A warning first: I've been working very hard lately and haven't had a day off in weeks, so I am very tired and I'm probably going to ramble. Part of what has inspired this post is a fortnight spent away doing a course to update a certification, and living in residential halls eating cafeteria food while doing so. The lower quality of the processed food compared to what I'm used to and the waste I saw set my brain in motion (that's not to complain about the cooking, which was fabulous considering what the cooks were given). It's the quantity vs quality of food debate.
My thoughts went thus: it's all very well to boast about how far one is down the path when they've gone a long way towards self-sufficiency, but when you've imposed the kind of setback I've imposed upon myself by changing country and starting all over again? I may be immodest to say so, but that could be interesting. Most people who start down the self-sufficiency road from a standing start do so from scratch. What difference doe it make if you do so with the accumulated knowledge of spending 15 years living the lifestyle? The concept of having a clean slate in terms of possessions appeals to me. So I've formed the following goals for myself for 2011.
As a beginning, I eat no processed food, I eat no meat (because that's how I like to live), and try to buy food as locally as possible. I bake all our own breads and we tend not to eat sweet stuff or snack foods. Our weaknesses are booze, salt and spicy foods. And travel. In some ways, it doesn't matter how much I live a sustainable lifestyle, my life dictates that I will fly around the world 2.5 times this year and from a carbon viewpoint you could view any efforts at sustainability as futile. But that's missing the point: every lifestyle choice we make counts. Most carbon generation comes from industry, and that is fuelled by the expectations of consumers.
- Chart my progress more assiduously. To that end, sustainability Mondays will restart next week, allowing myself weeks off for the times I'm at sea.
- No plastic is to enter the house unless absolutely necessary. This is particularly salient in a household that does not yet own basic cleaning items, like toilet brushes or brooms.
- Until a vegetable garden is established, limit food purchasing as much as possible to locally sourced items. Again, a big point at the moment as I'm in what is a temporary household. Exceptions to that which I'm going to allow myself are avocados, lemons and passata.
- Build an emergency store. I've felt vulnerable, knowing I don't have food in the house.
- Minimise food packaging. I'm going to accomplish this, inn juncture with the previous three points, by buying dried foods in bulk and storing them in glass.
- Find some decent land to buy, and on which Mr. G can build a house. This won't be a forever home, but that's all part of the grand plan to live debt free.

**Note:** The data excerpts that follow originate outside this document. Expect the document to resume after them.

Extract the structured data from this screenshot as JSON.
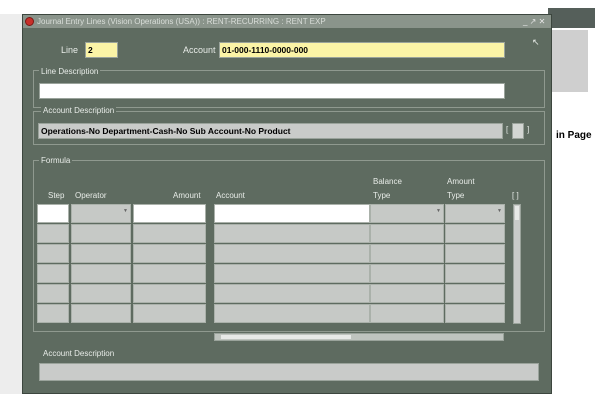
{
  "window": {
    "title": "Journal Entry Lines (Vision Operations (USA)) : RENT-RECURRING : RENT EXP",
    "controls": "_ ↗ ✕"
  },
  "header": {
    "line_label": "Line",
    "line_value": "2",
    "account_label": "Account",
    "account_value": "01-000-1110-0000-000"
  },
  "line_description": {
    "label": "Line Description",
    "value": ""
  },
  "account_description": {
    "label": "Account Description",
    "value": "Operations-No Department-Cash-No Sub Account-No Product",
    "bracket_left": "[",
    "bracket_right": "]"
  },
  "formula": {
    "label": "Formula",
    "columns": {
      "step": "Step",
      "operator": "Operator",
      "amount": "Amount",
      "account": "Account",
      "balance_type_1": "Balance",
      "balance_type_2": "Type",
      "amount_type_1": "Amount",
      "amount_type_2": "Type",
      "folder": "[ ]"
    },
    "rows": [
      {
        "step": "",
        "operator": "",
        "amount": "",
        "account": "",
        "balance_type": "",
        "amount_type": ""
      },
      {
        "step": "",
        "operator": "",
        "amount": "",
        "account": "",
        "balance_type": "",
        "amount_type": ""
      },
      {
        "step": "",
        "operator": "",
        "amount": "",
        "account": "",
        "balance_type": "",
        "amount_type": ""
      },
      {
        "step": "",
        "operator": "",
        "amount": "",
        "account": "",
        "balance_type": "",
        "amount_type": ""
      },
      {
        "step": "",
        "operator": "",
        "amount": "",
        "account": "",
        "balance_type": "",
        "amount_type": ""
      },
      {
        "step": "",
        "operator": "",
        "amount": "",
        "account": "",
        "balance_type": "",
        "amount_type": ""
      }
    ]
  },
  "bottom_account_description": {
    "label": "Account Description",
    "value": ""
  },
  "background": {
    "page_text": "in Page"
  }
}
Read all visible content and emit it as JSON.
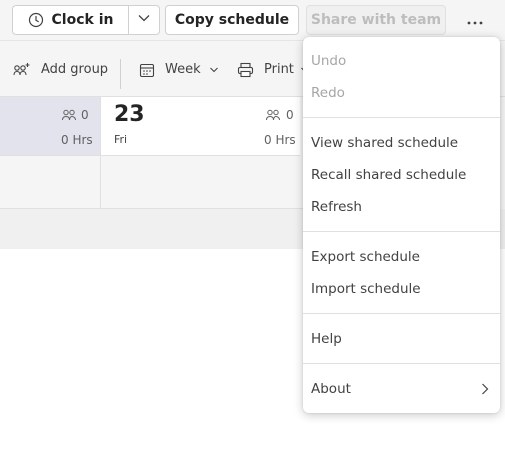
{
  "toolbar": {
    "clock_in_label": "Clock in",
    "copy_schedule_label": "Copy schedule",
    "share_label": "Share with team"
  },
  "subtoolbar": {
    "add_group_label": "Add group",
    "week_label": "Week",
    "print_label": "Print"
  },
  "schedule": {
    "prev_day": {
      "people_count": "0",
      "hours": "0 Hrs"
    },
    "day": {
      "number": "23",
      "name": "Fri",
      "people_count": "0",
      "hours": "0 Hrs"
    }
  },
  "menu": {
    "items": [
      {
        "label": "Undo",
        "enabled": false
      },
      {
        "label": "Redo",
        "enabled": false
      },
      {
        "label": "View shared schedule",
        "enabled": true
      },
      {
        "label": "Recall shared schedule",
        "enabled": true
      },
      {
        "label": "Refresh",
        "enabled": true
      },
      {
        "label": "Export schedule",
        "enabled": true
      },
      {
        "label": "Import schedule",
        "enabled": true
      },
      {
        "label": "Help",
        "enabled": true
      },
      {
        "label": "About",
        "enabled": true,
        "has_submenu": true
      }
    ]
  },
  "colors": {
    "toolbar_bg": "#f5f5f5",
    "selected_day_bg": "#e3e3ee",
    "disabled_text": "#a6a6a6"
  }
}
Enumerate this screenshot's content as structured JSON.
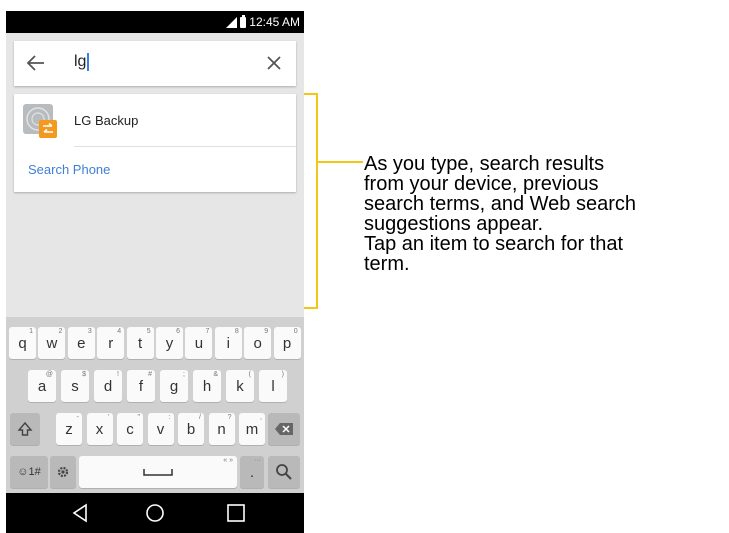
{
  "status_bar": {
    "time": "12:45 AM"
  },
  "search": {
    "query": "lg"
  },
  "results": {
    "items": [
      {
        "label": "LG Backup",
        "icon": "lg-backup-icon"
      }
    ],
    "search_phone_label": "Search Phone"
  },
  "keyboard": {
    "row1": [
      {
        "key": "q",
        "sub": "1"
      },
      {
        "key": "w",
        "sub": "2"
      },
      {
        "key": "e",
        "sub": "3"
      },
      {
        "key": "r",
        "sub": "4"
      },
      {
        "key": "t",
        "sub": "5"
      },
      {
        "key": "y",
        "sub": "6"
      },
      {
        "key": "u",
        "sub": "7"
      },
      {
        "key": "i",
        "sub": "8"
      },
      {
        "key": "o",
        "sub": "9"
      },
      {
        "key": "p",
        "sub": "0"
      }
    ],
    "row2": [
      {
        "key": "a",
        "sub": "@"
      },
      {
        "key": "s",
        "sub": "$"
      },
      {
        "key": "d",
        "sub": "!"
      },
      {
        "key": "f",
        "sub": "#"
      },
      {
        "key": "g",
        "sub": ";"
      },
      {
        "key": "h",
        "sub": "&"
      },
      {
        "key": "k",
        "sub": "("
      },
      {
        "key": "l",
        "sub": ")"
      }
    ],
    "row3": [
      {
        "key": "z",
        "sub": "-"
      },
      {
        "key": "x",
        "sub": "'"
      },
      {
        "key": "c",
        "sub": "\""
      },
      {
        "key": "v",
        "sub": ":"
      },
      {
        "key": "b",
        "sub": "/"
      },
      {
        "key": "n",
        "sub": "?"
      },
      {
        "key": "m",
        "sub": ","
      }
    ],
    "emoji_label": "☺1#",
    "period_label": ".",
    "period_sub": "···"
  },
  "annotation": {
    "text": "As you type, search results\nfrom your device, previous\nsearch terms, and Web search\nsuggestions appear.\nTap an item to search for that\nterm."
  },
  "colors": {
    "accent_link": "#3f7fd6",
    "bracket": "#f5c518",
    "cursor": "#3d7ee6"
  }
}
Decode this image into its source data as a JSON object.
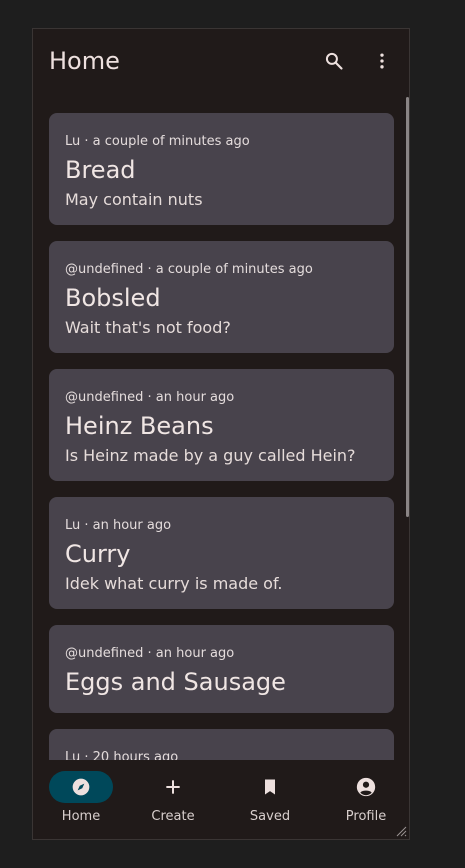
{
  "appbar": {
    "title": "Home",
    "icons": [
      "search-icon",
      "more-vert-icon"
    ]
  },
  "posts": [
    {
      "meta": "Lu · a couple of minutes ago",
      "title": "Bread",
      "body": "May contain nuts"
    },
    {
      "meta": "@undefined · a couple of minutes ago",
      "title": "Bobsled",
      "body": "Wait that's not food?"
    },
    {
      "meta": "@undefined · an hour ago",
      "title": "Heinz Beans",
      "body": "Is Heinz made by a guy called Hein?"
    },
    {
      "meta": "Lu · an hour ago",
      "title": "Curry",
      "body": "Idek what curry is made of."
    },
    {
      "meta": "@undefined · an hour ago",
      "title": "Eggs and Sausage",
      "body": ""
    },
    {
      "meta": "Lu · 20 hours ago",
      "title": "",
      "body": ""
    }
  ],
  "nav": {
    "items": [
      {
        "label": "Home",
        "icon": "compass-icon",
        "active": true
      },
      {
        "label": "Create",
        "icon": "plus-icon",
        "active": false
      },
      {
        "label": "Saved",
        "icon": "bookmark-icon",
        "active": false
      },
      {
        "label": "Profile",
        "icon": "account-circle-icon",
        "active": false
      }
    ]
  },
  "colors": {
    "background": "#201a19",
    "card": "#48434c",
    "nav_active": "#00485a",
    "text": "#ede0de"
  }
}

- I should probably also add: import Mr. G, who is not here yet but will come here later in the year.
- Everything that is to enter the house must be purchased in as sustainable a manner as possible. This is not too difficult because we do live a fairly frugal lifestyle, except for certain luxuries. (*cough*wine*cough*)
- No clothing from China, especially if it's made from cotton (now guaranteed to be GM). In fact, GM nothing.
- Increase the amount of our own clothing that is home-made as much as possible. This includes wearing existing clothing until it is worn-out.
- Learn better how to sew and more about dressmaking and shirtmaking. I already spin, weave and knit. Learning to sew will capitalise on the ability to make fabric.
- For now: finally start brewing beer.
- For winter: collect seawater and make salt over the wood fire. In the meantime, I'm buying Murray River salt, which uses oversaline water and makes salt from that. It's yummy, gives us minerals and combats soil salinity, all at the same time.
- Conserve water. I suspect this one will be easy because this house is on tank water, and every time I touch a tap a pump audibly kicks in in the attic. It makes you think twice about your consumption.